Из темного истоптанного нутра этих башмаков неподвижно глядит на нас упорный труд тяжело ступающих во время работы в поле ног. Тяжелая и грубая прочность башмаков собрала в себе все упорство неспешных шагов вдоль широко раскинувшихся и всегда одинаковых борозд, над которыми дует пронизывающий резкий ветер. На этой коже осталась сытая сырость почвы. Оди­ночество забилось под подошвы этих башмаков, одинокий путь с поля домой вечернею порою. Немотствующий зов земли отдается в этих башмаках, земли, щедро дарящей зрелость зерна, земли с необъяснимой самоотверженностью ее залежных полей в глухое зимнее время. Тревожная забота о будущем хлебе насущном скво­зит в этих башмаках, забота, не знающая жалоб, и радость, не ищущая слов, когда пережиты тяжелые дни, трепетный страх в ожидании родов и дрожь предчувствия близящейся смерти. Земле принадлежат эти башмаки, эта дельность, в мире крестьянки — хранящий их кров. И из этой хранимой принадлежности земле из­делие восстает для того, чтобы покоиться в себе самом. Но мы, наверное, только видим все это в башмаках, нарисован­ных на картине. А крестьянка просто носит их. Если бы только это было так просто — просто носить их. Когда крестьянка по­здним вечером, чувствуя крепкую, хотя и здоровую усталость, отставляет в сторону свои башмаки, а в предрассветных сумерках снова берется за них или же в праздник проходит мимо них, она всегда, и притом без всякого наблюдения и разглядывания, уже знает все сказанное. Дельность изделия хотя и состоит в его служебности, но сама служебность покоится в полноте существенного бытия изделия. Мы это бытие именуем надежностью. В силу этой надежности крестьянка приобщена к немотствующему зову земли, в силу этой надежности она твердо уверена в своем мире. Мир и земля для нее и для тех, кто вместе с ней разделяет ее способ бы­тия, пребывают в дельности изделия, и никак иначе. Мы говорим «никак иначе» и заблуждаемся; ибо только надежность дельного и придает укромность этому простому миру и наделяет землю воль­ностью постоянного набухания и напора.

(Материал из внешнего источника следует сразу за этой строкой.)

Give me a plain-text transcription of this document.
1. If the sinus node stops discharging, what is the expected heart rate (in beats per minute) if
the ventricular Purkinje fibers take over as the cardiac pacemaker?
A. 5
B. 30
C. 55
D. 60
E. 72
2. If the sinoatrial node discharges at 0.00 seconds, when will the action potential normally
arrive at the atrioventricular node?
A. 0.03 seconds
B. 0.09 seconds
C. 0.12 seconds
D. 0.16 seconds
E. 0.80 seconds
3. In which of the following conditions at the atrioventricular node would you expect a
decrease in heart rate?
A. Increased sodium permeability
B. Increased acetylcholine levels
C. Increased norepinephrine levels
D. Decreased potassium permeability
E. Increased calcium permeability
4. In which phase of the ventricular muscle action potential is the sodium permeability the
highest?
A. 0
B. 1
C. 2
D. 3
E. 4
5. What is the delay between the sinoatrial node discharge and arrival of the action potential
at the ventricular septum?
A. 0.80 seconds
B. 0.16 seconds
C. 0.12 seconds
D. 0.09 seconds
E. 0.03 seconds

Дельность изделия, надежность, искони собирает и содержит в се­бе все вещи, все что ни есть, каковы они ни есть. А служебность изделия — сущностное дствие надежности. Служебность погружена... в надежность, она ничто без нее. Отдельное изделие, если им пользоваться, изнашивается и истрачивается; но вместе с этим использованием и самое использование используется, изнашиваясь и делаясь обыденным. И так само бытие изделия приходит в за­пустение и опускается. Такое опустошение дельности есть убывание надежности. А убыль, которой все вещи человеческого обихода бывают обязаны своей тоскливо-назойливой обыденностью, есть лишь новое свидетельство в пользу изначальной сущности дельности изделия. Истираясь и истрачиваясь, обыденность изде­лия начинает выпирать наружу как единственный и будто бы единственно возможный для изделия способ бытия. И теперь уже одна лишь служебность зрима в изделии. Она создает видимость, будто исток изделия заключен просто в его изготовлении, напечатляющем такую-то форму такому-то веществу. И все же у дель­ности изделия более глубокое происхождение. У вещества и фор­мы и у различения того и другого более глубокий исток. Покой покоящегося в себе самом изделия состоит в надежности. Только она и показывает нам, что такое изделие по истине. Но нам ничего еще не известно о том, что мы стремились найти в первую очередь, о вещности вещи, и уж тем более ничего не из­вестно нам о том, что мы, собственно говоря, искали, а именно о творческой сути творения как художественного творения.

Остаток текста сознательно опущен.